I have trained a Siamese neural network that uses triplet loss. It was a pain, but I think I managed to do it. However, I am struggling to understand how to make evaluations with this model.
The SNN:
def triplet_loss(y_true, y_pred):
margin = K.constant(1)
return K.mean(K.maximum(K.constant(0), K.square(y_pred[:,0]) - 0.5*(K.square(y_pred[:,1])+K.square(y_pred[:,2])) + margin))
def euclidean_distance(vects):
x, y = vects
return K.sqrt(K.maximum(K.sum(K.square(x - y), axis=1, keepdims=True), K.epsilon()))
anchor_input = Input((max_len, ), name='anchor_input')
positive_input = Input((max_len, ), name='positive_input')
negative_input = Input((max_len, ), name='negative_input')
Shared_DNN = create_base_network(embedding_dim = EMBEDDING_DIM, max_len=MAX_LEN, embed_matrix=embed_matrix)
encoded_anchor = Shared_DNN(anchor_input)
encoded_positive = Shared_DNN(positive_input)
encoded_negative = Shared_DNN(negative_input)
positive_dist = Lambda(euclidean_distance, name='pos_dist')([encoded_anchor, encoded_positive])
negative_dist = Lambda(euclidean_distance, name='neg_dist')([encoded_anchor, encoded_negative])
tertiary_dist = Lambda(euclidean_distance, name='ter_dist')([encoded_positive, encoded_negative])
stacked_dists = Lambda(lambda vects: K.stack(vects, axis=1), name='stacked_dists')([positive_dist, negative_dist, tertiary_dist])
model = Model([anchor_input, positive_input, negative_input], stacked_dists, name='triple_siamese')
model.compile(loss=triplet_loss, optimizer=adam_optim, metrics=[accuracy])
history = model.fit([Anchor,Positive,Negative],y=Y_dummy,validation_data=([Anchor_test,Positive_test,Negative_test],Y_dummy2), batch_size=128, epochs=25)
I understand that once a model is trained with triplets, the evaluation shouldn't actually require that triplets be used. However, how do I finagle this reshaping?

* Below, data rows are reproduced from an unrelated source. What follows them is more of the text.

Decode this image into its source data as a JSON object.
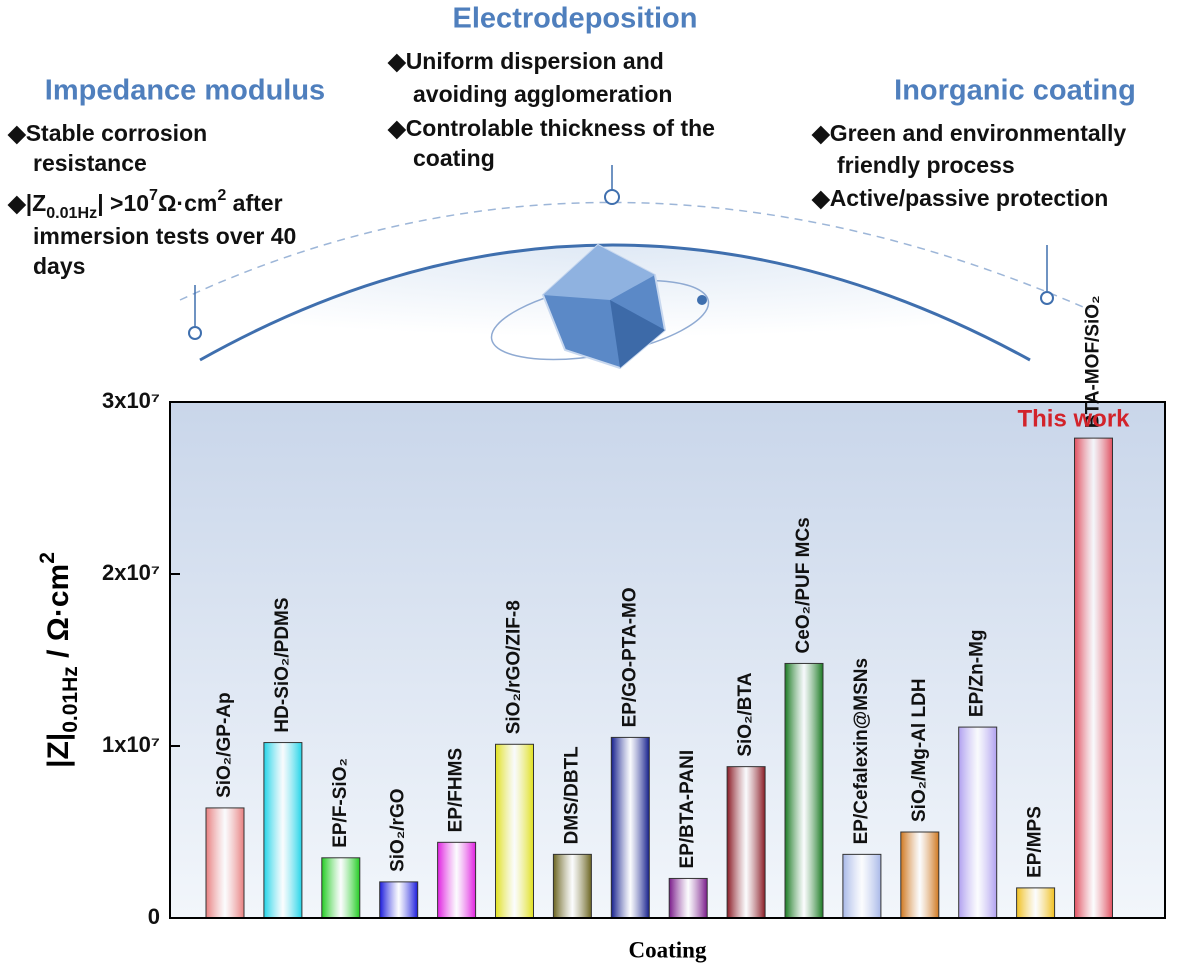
{
  "panels": [
    {
      "title": "Impedance modulus",
      "bullets": [
        [
          "◆Stable corrosion",
          "resistance"
        ],
        [
          [
            "◆|Z",
            {
              "sub": "0.01Hz"
            },
            "| >10",
            {
              "sup": "7"
            },
            "Ω·cm",
            {
              "sup": "2"
            },
            " after"
          ],
          "immersion tests over 40",
          "days"
        ]
      ]
    },
    {
      "title": "Electrodeposition",
      "bullets": [
        [
          "◆Uniform dispersion and",
          "avoiding agglomeration"
        ],
        [
          "◆Controlable thickness of the",
          "coating"
        ]
      ]
    },
    {
      "title": "Inorganic coating",
      "bullets": [
        [
          "◆Green and environmentally",
          "friendly process"
        ],
        [
          "◆Active/passive protection"
        ]
      ]
    }
  ],
  "chart_data": {
    "type": "bar",
    "xlabel": "Coating",
    "ylabel": [
      "|Z|",
      {
        "sub": "0.01Hz"
      },
      " / Ω·cm",
      {
        "sup": "2"
      }
    ],
    "annotation": "This work",
    "categories": [
      "SiO₂/GP-Ap",
      "HD-SiO₂/PDMS",
      "EP/F-SiO₂",
      "SiO₂/rGO",
      "EP/FHMS",
      "SiO₂/rGO/ZIF-8",
      "DMS/DBTL",
      "EP/GO-PTA-MO",
      "EP/BTA-PANI",
      "SiO₂/BTA",
      "CeO₂/PUF MCs",
      "EP/Cefalexin@MSNs",
      "SiO₂/Mg-Al LDH",
      "EP/Zn-Mg",
      "EP/MPS",
      "BTA-MOF/SiO₂"
    ],
    "values": [
      6400000,
      10200000,
      3500000,
      2100000,
      4400000,
      10100000,
      3700000,
      10500000,
      2300000,
      8800000,
      14800000,
      3700000,
      5000000,
      11100000,
      1750000,
      27900000
    ],
    "colors": [
      "#e87f7f",
      "#22d4e8",
      "#22cc22",
      "#1a1adc",
      "#e020e0",
      "#e0e020",
      "#6b6420",
      "#141e8c",
      "#7a1a8a",
      "#8a1a24",
      "#1a7a22",
      "#a8b8e8",
      "#d07820",
      "#b0a0f0",
      "#f0c020",
      "#e05060"
    ],
    "ylim": [
      0,
      30000000
    ],
    "yticks": [
      0,
      {
        "value": 10000000,
        "label": "1x10⁷"
      },
      {
        "value": 20000000,
        "label": "2x10⁷"
      },
      {
        "value": 30000000,
        "label": "3x10⁷"
      }
    ]
  }
}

Because this is a SNN, I would want to feed two inputs into model.evaluate
, along with a categorical variable denoting if the two inputs are similar or not (1 = similar, 0 = not similar)
.
So basically, I want model.evaluate(input1, input2, y_label)
. But I am not sure how to get this with the model that I trained. As shown above, I trained with three inputs: model.fit([Anchor,Positive,Negative],y=Y_dummy ... )
.
I know I should save the weights of my trained model, but I just don't know what model to load the weights onto.
Your help is greatly appreciated!
EDIT:
I am aware of the below approach for prediction, but I am not looking for prediction, I am looking to use model.evaluate
as I want to get some final measure of loss/accuracy for the model. Also this approach only feeds the anchor into the model (wheras I'm interested in text similarity, so would want to feed in 2 inputs)
eval_model = Model(inputs=anchor_input, outputs=encoded_anchor)
eval_model.load_weights('weights.hdf5')
Considering that eval_model
is trained to produce embeddings, I think that should be good to evaluate the similarity between two embeddings using cosine similarity.
Following the TF documentation, the cosine similarity is a number between -1 and 1. When it is a negative number closer to -1, it indicates greater similarity. When it is a positive number closer to 1, it indicates greater dissimilarity.
We can simply calculate the cosine similarity between Positive and Negative inputs for all the samples at disposal. When the cosine similarity is < 0 we can say that the two inputs are similar (1 = similar, 0 = not similar)
. In the end, is possible to calculate the binary accuracy as a final metric.
We can make all the calculations using TF and without the need of using model.evaluate
.
eval_model = Model(inputs=anchor_input, outputs=encoded_anchor)
eval_model.load_weights('weights.hdf5')
cos_sim = tf.keras.losses.cosine_similarity(
eval_model(X1), eval_model(X2)
).numpy().reshape(-1,1)
accuracy = tf.reduce_mean(tf.keras.metrics.binary_accuracy(Y, -cos_sim, threshold=0))
Another approach consists in computing the cosine similarity between the anchor and positive images and comparing it with the similarity between the anchor and the negative images.
eval_model = Model(inputs=anchor_input, outputs=encoded_anchor)
eval_model.load_weights('weights.hdf5')
positive_similarity = tf.keras.losses.cosine_similarity(
eval_model(X_anchor), eval_model(X_positive)
).numpy().mean()
negative_similarity = tf.keras.losses.cosine_similarity(
eval_model(X_anchor), eval_model(X_negative)
).numpy().mean()
We should expect the similarity between the anchor and positive images to be larger than the similarity between the anchor and the negative images.